The Journal of Trauma and Acute Care Surgery
- Discipline: trauma surgery
- Language: English
- Edited by: Raul Coimbra

Publication details
- Former name(s): Journal of Trauma
- History: 1961–present
- Publisher: Lippincott Williams & Wilkins
- Frequency: Monthly
- Impact factor: 3.403 (2016)

Standard abbreviations
- ISO 4: J. Trauma Acute Care Surg.

Indexing
- ISSN: 2163-0755 (print) 2163-0763 (web)
- OCLC no.: 747553570

Links
- Journal homepage; Online access; Online archive;

= The Journal of Trauma and Acute Care Surgery =

Peer-reviewed medical journal

The Journal of Trauma and Acute Care Surgery is a monthly peer-reviewed medical journal covering the study of traumatic injuries.

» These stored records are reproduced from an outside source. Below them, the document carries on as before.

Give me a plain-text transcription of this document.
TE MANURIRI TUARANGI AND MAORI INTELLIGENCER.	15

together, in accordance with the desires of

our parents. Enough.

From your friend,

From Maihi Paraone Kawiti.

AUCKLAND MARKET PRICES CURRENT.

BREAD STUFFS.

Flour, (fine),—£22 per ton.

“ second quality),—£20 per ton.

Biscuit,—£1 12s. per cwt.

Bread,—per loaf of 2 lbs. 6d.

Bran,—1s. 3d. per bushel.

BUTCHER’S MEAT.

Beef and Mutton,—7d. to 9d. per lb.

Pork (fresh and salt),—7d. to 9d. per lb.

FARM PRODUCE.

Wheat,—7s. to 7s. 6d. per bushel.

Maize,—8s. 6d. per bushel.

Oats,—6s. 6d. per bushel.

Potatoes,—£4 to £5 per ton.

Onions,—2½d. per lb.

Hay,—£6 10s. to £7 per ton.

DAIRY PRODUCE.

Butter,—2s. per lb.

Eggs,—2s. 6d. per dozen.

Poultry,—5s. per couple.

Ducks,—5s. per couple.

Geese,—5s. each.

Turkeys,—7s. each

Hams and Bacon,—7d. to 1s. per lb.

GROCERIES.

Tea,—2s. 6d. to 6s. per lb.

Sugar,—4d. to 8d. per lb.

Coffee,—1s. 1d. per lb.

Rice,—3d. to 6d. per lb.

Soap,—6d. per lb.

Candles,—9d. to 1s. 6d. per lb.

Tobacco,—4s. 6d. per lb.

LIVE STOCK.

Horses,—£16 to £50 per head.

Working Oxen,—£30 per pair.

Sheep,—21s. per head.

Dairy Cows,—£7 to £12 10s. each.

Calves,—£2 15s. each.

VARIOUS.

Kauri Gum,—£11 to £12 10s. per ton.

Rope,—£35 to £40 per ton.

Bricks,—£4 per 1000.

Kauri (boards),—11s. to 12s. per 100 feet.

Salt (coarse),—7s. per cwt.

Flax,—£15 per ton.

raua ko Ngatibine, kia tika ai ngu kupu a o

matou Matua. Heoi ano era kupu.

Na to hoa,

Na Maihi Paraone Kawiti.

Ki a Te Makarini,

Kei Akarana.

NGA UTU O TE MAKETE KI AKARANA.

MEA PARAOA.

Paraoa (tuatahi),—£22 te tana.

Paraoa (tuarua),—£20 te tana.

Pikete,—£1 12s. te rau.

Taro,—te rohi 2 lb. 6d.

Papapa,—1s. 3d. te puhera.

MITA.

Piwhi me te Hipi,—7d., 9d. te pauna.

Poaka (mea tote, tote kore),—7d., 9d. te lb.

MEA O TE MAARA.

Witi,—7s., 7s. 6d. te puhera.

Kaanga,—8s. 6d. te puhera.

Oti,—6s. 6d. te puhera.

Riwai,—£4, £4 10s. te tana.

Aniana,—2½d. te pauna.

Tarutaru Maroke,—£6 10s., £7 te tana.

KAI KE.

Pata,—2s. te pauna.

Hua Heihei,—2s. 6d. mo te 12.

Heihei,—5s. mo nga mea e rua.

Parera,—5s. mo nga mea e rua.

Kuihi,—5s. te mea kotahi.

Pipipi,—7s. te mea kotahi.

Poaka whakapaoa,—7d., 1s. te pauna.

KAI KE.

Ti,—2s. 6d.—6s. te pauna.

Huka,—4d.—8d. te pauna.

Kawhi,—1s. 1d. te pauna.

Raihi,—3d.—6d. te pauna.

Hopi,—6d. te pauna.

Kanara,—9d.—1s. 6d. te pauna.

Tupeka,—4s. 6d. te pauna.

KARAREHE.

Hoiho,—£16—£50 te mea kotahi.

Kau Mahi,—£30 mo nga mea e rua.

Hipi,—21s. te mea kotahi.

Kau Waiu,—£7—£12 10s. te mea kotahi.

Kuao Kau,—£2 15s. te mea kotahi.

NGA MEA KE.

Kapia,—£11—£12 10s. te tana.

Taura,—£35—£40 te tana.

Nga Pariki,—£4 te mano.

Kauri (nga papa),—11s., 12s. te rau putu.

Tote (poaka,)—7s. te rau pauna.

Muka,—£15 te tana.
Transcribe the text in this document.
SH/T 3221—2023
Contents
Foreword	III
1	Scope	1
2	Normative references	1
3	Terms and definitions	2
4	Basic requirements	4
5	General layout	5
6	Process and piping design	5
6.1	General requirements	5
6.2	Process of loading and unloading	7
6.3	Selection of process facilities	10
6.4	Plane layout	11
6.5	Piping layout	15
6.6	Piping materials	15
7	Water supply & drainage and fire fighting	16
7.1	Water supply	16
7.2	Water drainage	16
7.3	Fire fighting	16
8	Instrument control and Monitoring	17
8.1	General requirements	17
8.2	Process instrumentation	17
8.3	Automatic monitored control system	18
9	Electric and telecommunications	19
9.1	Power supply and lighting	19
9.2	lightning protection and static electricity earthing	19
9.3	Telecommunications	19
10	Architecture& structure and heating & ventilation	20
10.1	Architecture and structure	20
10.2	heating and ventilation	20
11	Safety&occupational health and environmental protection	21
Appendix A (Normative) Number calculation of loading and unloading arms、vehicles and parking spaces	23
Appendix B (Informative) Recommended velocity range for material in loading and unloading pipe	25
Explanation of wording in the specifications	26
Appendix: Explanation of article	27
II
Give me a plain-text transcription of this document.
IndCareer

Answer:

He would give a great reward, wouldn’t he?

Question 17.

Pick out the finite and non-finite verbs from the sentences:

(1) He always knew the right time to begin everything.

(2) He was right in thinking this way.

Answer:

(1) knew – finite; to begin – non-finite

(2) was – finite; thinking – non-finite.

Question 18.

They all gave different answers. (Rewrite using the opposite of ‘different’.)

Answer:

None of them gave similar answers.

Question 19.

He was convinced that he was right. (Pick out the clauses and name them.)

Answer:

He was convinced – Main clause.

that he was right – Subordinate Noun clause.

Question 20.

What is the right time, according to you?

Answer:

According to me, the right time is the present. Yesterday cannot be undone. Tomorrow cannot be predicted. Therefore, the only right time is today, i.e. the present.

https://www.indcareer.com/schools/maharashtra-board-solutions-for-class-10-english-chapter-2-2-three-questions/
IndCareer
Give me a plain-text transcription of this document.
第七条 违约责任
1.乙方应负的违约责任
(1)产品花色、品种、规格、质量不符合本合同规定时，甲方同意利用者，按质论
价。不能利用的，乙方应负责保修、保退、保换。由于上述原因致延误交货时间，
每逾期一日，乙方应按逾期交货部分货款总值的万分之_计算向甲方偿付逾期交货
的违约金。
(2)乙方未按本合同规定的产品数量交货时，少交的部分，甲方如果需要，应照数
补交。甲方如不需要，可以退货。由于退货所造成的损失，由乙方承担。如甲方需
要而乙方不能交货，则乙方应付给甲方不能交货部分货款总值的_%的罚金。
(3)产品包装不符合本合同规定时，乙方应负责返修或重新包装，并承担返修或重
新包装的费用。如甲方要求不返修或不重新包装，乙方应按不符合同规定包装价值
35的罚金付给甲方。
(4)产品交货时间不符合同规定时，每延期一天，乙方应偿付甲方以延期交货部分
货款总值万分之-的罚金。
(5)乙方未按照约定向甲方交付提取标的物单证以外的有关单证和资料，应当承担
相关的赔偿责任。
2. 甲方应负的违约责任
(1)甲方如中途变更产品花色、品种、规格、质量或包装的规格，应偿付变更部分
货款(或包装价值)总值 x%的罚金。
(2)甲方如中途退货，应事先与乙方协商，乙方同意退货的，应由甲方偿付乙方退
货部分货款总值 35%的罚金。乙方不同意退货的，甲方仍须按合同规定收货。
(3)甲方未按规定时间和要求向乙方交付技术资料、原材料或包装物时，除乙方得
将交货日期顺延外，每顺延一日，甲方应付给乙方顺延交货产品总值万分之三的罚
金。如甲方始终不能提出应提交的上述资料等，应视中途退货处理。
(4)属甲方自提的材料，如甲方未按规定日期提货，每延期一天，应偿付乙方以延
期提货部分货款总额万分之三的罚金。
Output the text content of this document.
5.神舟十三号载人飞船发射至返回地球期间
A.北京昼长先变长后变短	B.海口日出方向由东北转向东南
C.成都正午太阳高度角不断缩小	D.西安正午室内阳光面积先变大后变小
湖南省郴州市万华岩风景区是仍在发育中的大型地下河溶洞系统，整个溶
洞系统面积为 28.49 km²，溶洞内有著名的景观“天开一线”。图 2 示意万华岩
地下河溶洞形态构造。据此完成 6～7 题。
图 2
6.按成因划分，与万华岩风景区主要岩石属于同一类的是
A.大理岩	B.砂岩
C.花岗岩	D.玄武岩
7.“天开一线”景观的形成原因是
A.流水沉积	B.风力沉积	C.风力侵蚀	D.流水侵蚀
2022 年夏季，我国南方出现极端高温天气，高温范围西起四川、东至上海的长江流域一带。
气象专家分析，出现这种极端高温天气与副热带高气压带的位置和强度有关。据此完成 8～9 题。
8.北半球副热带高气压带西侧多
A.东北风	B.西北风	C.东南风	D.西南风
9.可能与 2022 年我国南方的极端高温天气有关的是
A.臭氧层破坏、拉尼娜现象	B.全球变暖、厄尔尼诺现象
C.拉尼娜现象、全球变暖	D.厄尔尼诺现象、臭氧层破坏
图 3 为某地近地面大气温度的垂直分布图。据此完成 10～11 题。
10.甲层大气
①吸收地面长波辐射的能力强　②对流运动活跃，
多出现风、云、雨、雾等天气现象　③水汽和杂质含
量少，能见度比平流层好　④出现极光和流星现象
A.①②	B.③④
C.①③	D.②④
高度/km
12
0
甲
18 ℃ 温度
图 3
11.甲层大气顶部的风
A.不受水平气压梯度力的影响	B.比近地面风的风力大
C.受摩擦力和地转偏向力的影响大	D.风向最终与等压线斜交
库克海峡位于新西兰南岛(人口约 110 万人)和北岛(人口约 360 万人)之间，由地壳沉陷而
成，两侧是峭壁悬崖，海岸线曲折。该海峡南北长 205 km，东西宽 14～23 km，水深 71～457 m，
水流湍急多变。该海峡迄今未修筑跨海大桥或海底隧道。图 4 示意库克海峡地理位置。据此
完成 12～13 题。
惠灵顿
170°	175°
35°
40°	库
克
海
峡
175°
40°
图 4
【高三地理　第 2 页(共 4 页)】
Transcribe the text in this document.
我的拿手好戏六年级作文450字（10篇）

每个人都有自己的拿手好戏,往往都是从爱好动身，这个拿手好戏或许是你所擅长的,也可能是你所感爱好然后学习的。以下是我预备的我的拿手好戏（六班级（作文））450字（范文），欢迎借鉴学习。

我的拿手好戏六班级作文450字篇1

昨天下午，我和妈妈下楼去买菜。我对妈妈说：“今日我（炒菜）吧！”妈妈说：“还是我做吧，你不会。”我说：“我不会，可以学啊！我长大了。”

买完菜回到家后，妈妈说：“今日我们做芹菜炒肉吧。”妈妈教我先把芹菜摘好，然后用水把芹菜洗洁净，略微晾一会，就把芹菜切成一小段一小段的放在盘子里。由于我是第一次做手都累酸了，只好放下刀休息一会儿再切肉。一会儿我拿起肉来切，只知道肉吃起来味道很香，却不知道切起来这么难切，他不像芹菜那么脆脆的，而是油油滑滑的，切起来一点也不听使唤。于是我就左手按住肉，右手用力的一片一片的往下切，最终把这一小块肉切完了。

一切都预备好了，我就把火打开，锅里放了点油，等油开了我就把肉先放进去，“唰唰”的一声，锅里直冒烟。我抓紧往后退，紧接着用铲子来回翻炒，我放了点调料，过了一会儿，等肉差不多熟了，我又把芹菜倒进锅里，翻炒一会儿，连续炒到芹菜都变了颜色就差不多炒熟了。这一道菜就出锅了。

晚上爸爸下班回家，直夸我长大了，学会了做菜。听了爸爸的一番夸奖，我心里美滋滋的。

It was established in 1961 as the Journal of Trauma by Williams & Wilkins, obtaining its current name in 2012. The journal is currently published by Lippincott Williams & Wilkins and is the official journal of the American Association for the Surgery of Trauma, the Eastern Association for the Surgery of Trauma, the Trauma Association of Canada, and the Western Trauma Association. The editor-in-chief is Raul Coimbra (Riverside University Health System).

==Abstracting and indexing==
According to the Journal Citation Reports, the journal has a 2016 impact factor of 3.403, ranking it 11th out of 33 journals in the category "Critical Care Medicine".